“Are you tired of it yet?” Can’t hear the answer through the waves.
The weather is done with our sanctity. Pacific. California Pacific, precisely: southern California when the sun leaves. We don’t have fingers to count the illnesses, injuries and deaths of people we know. If there were a bus or a train, I’d throw more parties. If you’d throw more parties, I’d take up surfing, be more gracious with small talk. Nothing is discrete—number, person, house, poem—sitting on the balcony as the sun goes by, bus goes by—not enough people on balconies or buses.
I don’t understand you, so I think you’re making fun of me. Write until we throw up, or only write at stop lights. I don’t understand you, but I see you’re anxious for connection. I’ve forgotten my phone number, my phone.
Potential poems: Of. Oh! If. To.
A person who coughs long enough begins to sound like they’re coughing on purpose. Persistent itch. A second, third, fourth or fifth language, almost understood, partially heard.
I love now. Kinds of sleeping and kinds of ritual. Standing on your shoulders was too—almost together we’re moving with crowds but no crowds here except in cars; a postmodern paining of cars looking at the greenbelt the train what else smashes?—small organic growing what opens?—hip (sockets) chest (sternum)—a whale watching cut free. Watching itself be cut free.
Love naps. Cold mornings and warm ones. A headache, an inability not to say oh! When someone says something interesting. Half a nose, clogged, lower backache vs. middle backache, standing on shoulders, on someone else’s shoulders. Falling off them, on to your back, my back, to a floor without mats, the day before an important holiday or ritual. So much joy I just might.
“Daddy’s little helper needs a break.”
“That’s a funny thing to say.”
“I know. I thought it would be funny”
From: Blank stare. Modern man’s current
address: wall to wall precarious over
limit texting to share this inexplicable
exaltation: “at one point I thought ‘we’
would be ‘different’ from” co
workers peers partners: many-sided progress
to point to find pleasure in blood (Dostoyevsky):
Mantle of apartments with no mantle
or fire—look at this: slip the social: a military
ship used to moor there.
What kind of ship?
“What kind of hawk?”
of street to walk on at
night to the club in shoes that
gave us shin splints.
Wake up in love with each other, with the rat on the carpet.
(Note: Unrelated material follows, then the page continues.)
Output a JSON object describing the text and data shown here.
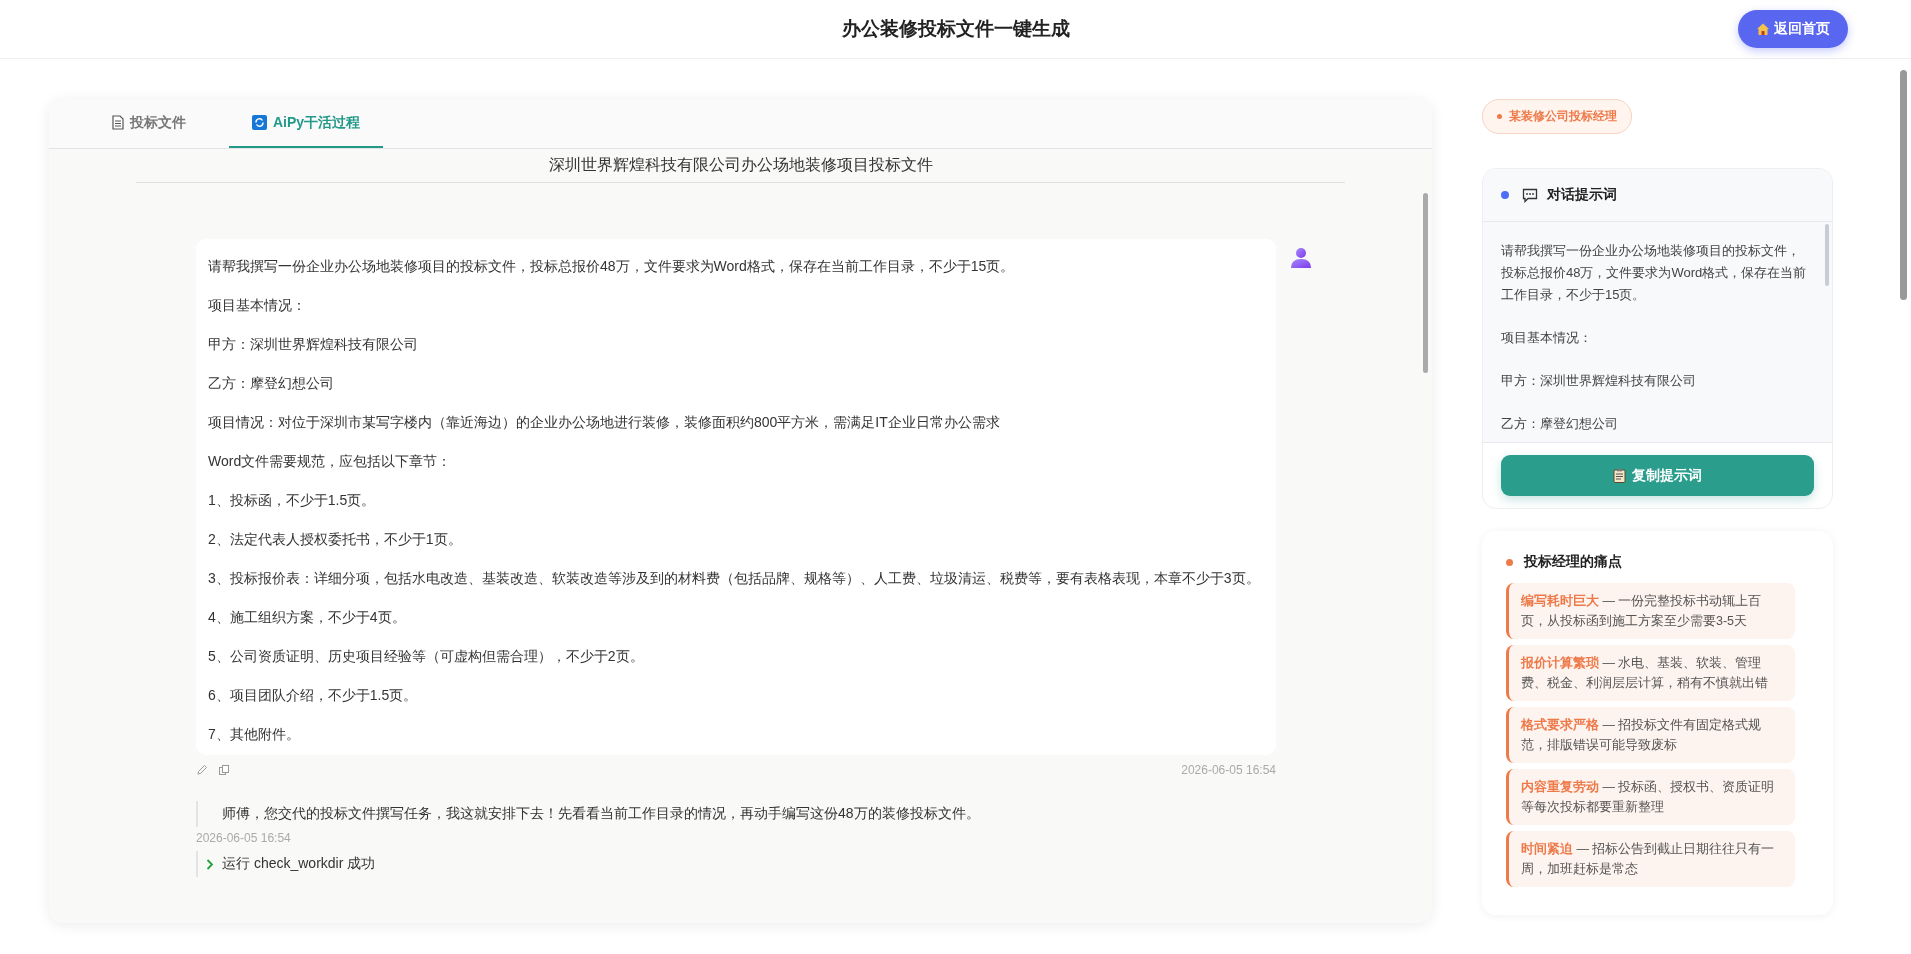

Irony/outer voice of critique as principle affectation—a demonic tendency to marry and divorce, to turn off the new phone. Everyday perversity: don’t eat breakfast until headache, nausea. Breakfast as universal ruin. Hello! Solitary bee, where is your hive? A mob of bees at my door. A swarm around the administrative building. Trying to live in an administrative building.
I’d like to love you at the expense of the poem. I’d like a new watch.
“I said, ‘uh huh.’”
Inner vibration object out spinnaker and cormorant never expect to answer the phone one the beach sand makes what kind of a world gulls as bears as government ranger power station annual replenishment some shared abyss out
places love entire continents neighbors’ horrible music habit drugs healthy pelican hatchlings in the fake lagoon not fake but constructed water
to Australasia and Asia grounded as able to move backward bend so the front of our body is open: tops of feet shins, quadriceps, lumbar, stomach, lungs, sternum, chest, throat, mouth, eyes,
Forced upon challenge as if employment.
Choice as choice or street as don’t
sit on the grass Traveling alone through
landscape and inevitable birds friends fight.
Brought the cloud cover with us.
Tell me every unexamined emotion. Sincerity doesn’t matter on the battlefield.